If you own the InfraCap MLP ETF (NYSEARCA:AMZA) for income, the question is simple: can the fund keep cutting those $0.34 monthly checks? AMZA pays a roughly 7.5% to 8% distribution yield from a concentrated, leveraged basket of energy midstream Master Limited Partnerships, and management just raised the monthly payout from $0.29 in 2025 to $0.34 in 2026. The next 12 to 24 months look well covered, but the structure carries real long-term risk that holders should understand before relying on AMZA as a retirement paycheck.
How AMZA generates its yield
AMZA is an actively managed fund holding 25 to 50 MLPs tied to U.S. pipelines and energy infrastructure. Income comes from three layers. First, the underlying MLPs (Energy Transfer, MPLX, Enterprise Products Partners, Plains All American, Kinder Morgan) pay distributions funded by long-term, fee-based “toll collector” contracts on moving and storing hydrocarbons. Second, InfraCap applies 1.25x leverage, borrowing to buy more units and amplify cash flowing back to shareholders. Third, a covered-call overlay sells options on holdings to harvest premium income.

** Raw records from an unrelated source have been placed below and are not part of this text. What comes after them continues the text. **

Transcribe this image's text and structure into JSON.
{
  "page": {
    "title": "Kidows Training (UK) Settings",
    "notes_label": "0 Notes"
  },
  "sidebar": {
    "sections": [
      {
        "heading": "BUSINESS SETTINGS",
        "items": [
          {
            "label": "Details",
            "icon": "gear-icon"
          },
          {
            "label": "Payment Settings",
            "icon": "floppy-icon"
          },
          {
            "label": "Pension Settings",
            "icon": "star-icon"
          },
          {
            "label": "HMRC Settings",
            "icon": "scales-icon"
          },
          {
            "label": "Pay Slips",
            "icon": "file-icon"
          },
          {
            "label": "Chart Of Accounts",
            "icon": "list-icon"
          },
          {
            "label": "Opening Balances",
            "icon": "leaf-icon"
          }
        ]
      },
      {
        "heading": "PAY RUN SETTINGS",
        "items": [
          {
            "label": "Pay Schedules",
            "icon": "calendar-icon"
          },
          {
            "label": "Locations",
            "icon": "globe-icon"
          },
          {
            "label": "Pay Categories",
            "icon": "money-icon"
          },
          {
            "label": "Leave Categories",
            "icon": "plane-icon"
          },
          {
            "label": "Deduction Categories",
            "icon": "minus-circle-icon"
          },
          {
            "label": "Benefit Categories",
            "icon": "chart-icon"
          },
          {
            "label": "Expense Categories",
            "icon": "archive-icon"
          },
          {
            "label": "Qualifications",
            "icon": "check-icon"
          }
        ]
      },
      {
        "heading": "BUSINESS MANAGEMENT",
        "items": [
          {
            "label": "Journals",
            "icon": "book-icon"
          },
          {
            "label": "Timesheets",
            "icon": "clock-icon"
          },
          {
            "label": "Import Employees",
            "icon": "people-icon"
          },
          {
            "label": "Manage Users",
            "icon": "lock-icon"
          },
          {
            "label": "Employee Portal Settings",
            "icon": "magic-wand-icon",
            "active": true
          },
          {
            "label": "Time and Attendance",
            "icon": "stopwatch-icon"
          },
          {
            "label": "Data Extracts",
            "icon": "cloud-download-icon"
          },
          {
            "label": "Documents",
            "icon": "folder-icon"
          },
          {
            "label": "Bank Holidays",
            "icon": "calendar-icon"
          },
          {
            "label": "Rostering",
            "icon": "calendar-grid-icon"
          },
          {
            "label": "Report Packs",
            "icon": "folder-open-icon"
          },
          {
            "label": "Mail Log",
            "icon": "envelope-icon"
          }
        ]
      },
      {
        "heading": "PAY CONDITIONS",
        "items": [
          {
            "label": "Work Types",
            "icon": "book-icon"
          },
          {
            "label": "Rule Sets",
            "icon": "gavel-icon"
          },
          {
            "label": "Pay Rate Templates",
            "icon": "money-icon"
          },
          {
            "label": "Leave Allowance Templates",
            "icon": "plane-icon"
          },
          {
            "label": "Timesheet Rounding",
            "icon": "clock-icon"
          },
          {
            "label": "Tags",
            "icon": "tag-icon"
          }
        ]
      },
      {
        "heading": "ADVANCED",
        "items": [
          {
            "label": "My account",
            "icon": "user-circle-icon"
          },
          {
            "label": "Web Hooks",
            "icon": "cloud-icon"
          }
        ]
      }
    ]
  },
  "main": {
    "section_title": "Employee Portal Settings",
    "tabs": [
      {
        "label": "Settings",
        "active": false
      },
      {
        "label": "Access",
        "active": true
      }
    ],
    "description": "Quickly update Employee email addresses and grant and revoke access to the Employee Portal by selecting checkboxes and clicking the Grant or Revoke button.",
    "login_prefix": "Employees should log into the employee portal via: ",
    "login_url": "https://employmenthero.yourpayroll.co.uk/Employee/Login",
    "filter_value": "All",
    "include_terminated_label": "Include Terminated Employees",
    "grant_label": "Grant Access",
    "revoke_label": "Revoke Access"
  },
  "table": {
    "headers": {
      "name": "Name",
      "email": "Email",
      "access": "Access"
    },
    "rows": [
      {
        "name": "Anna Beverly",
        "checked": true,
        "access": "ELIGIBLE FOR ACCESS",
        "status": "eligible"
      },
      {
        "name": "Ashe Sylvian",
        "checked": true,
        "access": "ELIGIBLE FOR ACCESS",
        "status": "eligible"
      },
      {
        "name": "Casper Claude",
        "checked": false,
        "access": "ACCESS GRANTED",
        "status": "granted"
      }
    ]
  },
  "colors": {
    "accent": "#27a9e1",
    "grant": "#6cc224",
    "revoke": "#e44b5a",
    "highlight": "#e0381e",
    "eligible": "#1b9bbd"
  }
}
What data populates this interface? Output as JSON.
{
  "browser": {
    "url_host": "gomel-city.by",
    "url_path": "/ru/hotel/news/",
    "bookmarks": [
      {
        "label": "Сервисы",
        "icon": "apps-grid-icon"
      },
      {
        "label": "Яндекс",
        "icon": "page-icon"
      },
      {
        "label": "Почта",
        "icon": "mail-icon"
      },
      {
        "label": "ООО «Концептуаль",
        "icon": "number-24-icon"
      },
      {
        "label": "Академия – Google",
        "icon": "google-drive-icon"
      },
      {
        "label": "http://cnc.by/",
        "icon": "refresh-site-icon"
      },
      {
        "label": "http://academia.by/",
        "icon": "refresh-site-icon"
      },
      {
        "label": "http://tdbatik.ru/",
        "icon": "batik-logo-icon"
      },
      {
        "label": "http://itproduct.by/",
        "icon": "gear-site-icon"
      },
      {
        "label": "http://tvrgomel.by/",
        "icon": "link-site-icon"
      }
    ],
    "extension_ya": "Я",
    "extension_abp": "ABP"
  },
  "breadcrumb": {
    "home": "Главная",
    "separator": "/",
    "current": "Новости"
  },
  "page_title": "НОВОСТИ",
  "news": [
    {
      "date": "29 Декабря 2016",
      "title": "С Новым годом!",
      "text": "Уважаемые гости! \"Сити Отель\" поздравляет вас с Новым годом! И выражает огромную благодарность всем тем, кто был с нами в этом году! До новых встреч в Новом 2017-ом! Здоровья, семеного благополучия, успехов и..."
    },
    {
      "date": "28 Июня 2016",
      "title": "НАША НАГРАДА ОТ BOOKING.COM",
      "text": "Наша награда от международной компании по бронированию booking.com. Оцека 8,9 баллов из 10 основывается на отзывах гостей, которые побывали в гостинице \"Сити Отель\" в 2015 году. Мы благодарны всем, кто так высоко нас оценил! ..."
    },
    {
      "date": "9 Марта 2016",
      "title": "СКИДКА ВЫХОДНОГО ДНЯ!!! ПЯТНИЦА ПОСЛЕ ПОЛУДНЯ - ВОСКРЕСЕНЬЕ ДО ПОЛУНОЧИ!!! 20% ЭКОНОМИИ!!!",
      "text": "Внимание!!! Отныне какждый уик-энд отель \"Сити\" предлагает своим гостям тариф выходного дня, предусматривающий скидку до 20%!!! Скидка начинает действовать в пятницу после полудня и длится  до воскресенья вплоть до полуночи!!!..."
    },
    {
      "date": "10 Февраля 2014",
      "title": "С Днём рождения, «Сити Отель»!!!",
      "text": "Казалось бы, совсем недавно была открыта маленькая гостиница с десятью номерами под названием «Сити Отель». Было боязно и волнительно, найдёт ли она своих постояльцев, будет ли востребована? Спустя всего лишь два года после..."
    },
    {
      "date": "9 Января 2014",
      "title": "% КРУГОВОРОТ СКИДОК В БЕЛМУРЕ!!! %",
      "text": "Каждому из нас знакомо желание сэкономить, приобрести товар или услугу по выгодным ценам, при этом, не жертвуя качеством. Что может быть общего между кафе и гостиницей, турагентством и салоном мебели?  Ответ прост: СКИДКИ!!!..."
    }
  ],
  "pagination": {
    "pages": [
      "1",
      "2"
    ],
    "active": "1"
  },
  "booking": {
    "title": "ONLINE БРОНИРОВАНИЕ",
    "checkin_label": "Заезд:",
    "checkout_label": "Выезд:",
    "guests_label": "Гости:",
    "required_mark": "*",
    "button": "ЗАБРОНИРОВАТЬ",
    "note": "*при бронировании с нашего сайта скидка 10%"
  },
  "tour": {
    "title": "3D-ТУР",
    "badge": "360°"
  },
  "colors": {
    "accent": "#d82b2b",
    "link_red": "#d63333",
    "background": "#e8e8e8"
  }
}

That stack is why the yield exceeds AMLP’s, but distributions are more sensitive to oil prices, interest rates, and volatility. The fund issues a 1099 instead of a K-1, which is why many retirees pick it over individual MLPs.
The cash flow picture
Conditions for the underlying MLPs are strong. WTI crude is almost $110 a barrel, in the 98th percentile of the past year, after recovering from a December low near $55. High prices alone do not guarantee MLP cash flow (these are volume businesses), but they keep producers drilling and pipelines full. Surging power demand from AI data centers and LNG exports means toll collectors are running at strong utilization.
Monthly payouts have stepped up every year since 2022: $0.22, then $0.24, $0.26, $0.29, and now $0.34. Coverage looks credible enough that InfraCap raised the rate by roughly 17% heading into 2026, and four consecutive months at $0.34 have already been declared and paid.
Where the risk lives
Three issues deserve weight. The expense ratio is 2.75%, more than three times the 0.85% charged by the Alerian MLP ETF (NYSEARCA:AMLP | AMLP Price Prediction). On a six-figure position, that gap compounds into thousands of dollars a year of lost yield.
Leverage cuts both ways. The same 1.25x that boosts distributions makes AMZA’s NAV swing harder when energy rolls over, and borrowing costs rise with the 10-year Treasury. The fund’s tax accounting is lumpy: in April 2026 InfraCap booked a $6.6 million deferred tax liability reduction worth about $0.68 per share, after an August 2025 accrual of roughly $0.14 per share. Those revisions move NAV unpredictably because they rely on delayed MLP reporting.
Total return reality
Yield without price context can mislead. AMZA shares are at about $46, up 22% over one year and 158% over five years. AMLP, the unleveraged peer, is up 20% over one year and 131% over five. AMZA has earned its higher fee in this cycle. Over ten years, AMZA is up 77% versus AMLP’s 106%, a reminder that leverage and decay erode total return when the cycle turns.
The verdict
The $0.34 monthly payout looks safe through the next handful of quarters. Underlying MLP cash flows are healthy, oil is firm, AI-driven energy demand keeps hydrocarbon volumes elevated, and management is raising rather than trimming. The danger is structural: a sustained drop below $70 oil, a spike in financing costs, or another tax adjustment can pressure NAV faster than distributions. AMZA fits an income investor who wants 1099 simplicity and accepts leverage and a 2.75% fee. Cost-conscious holders who want the same midstream thesis with less drag should weigh AMLP instead.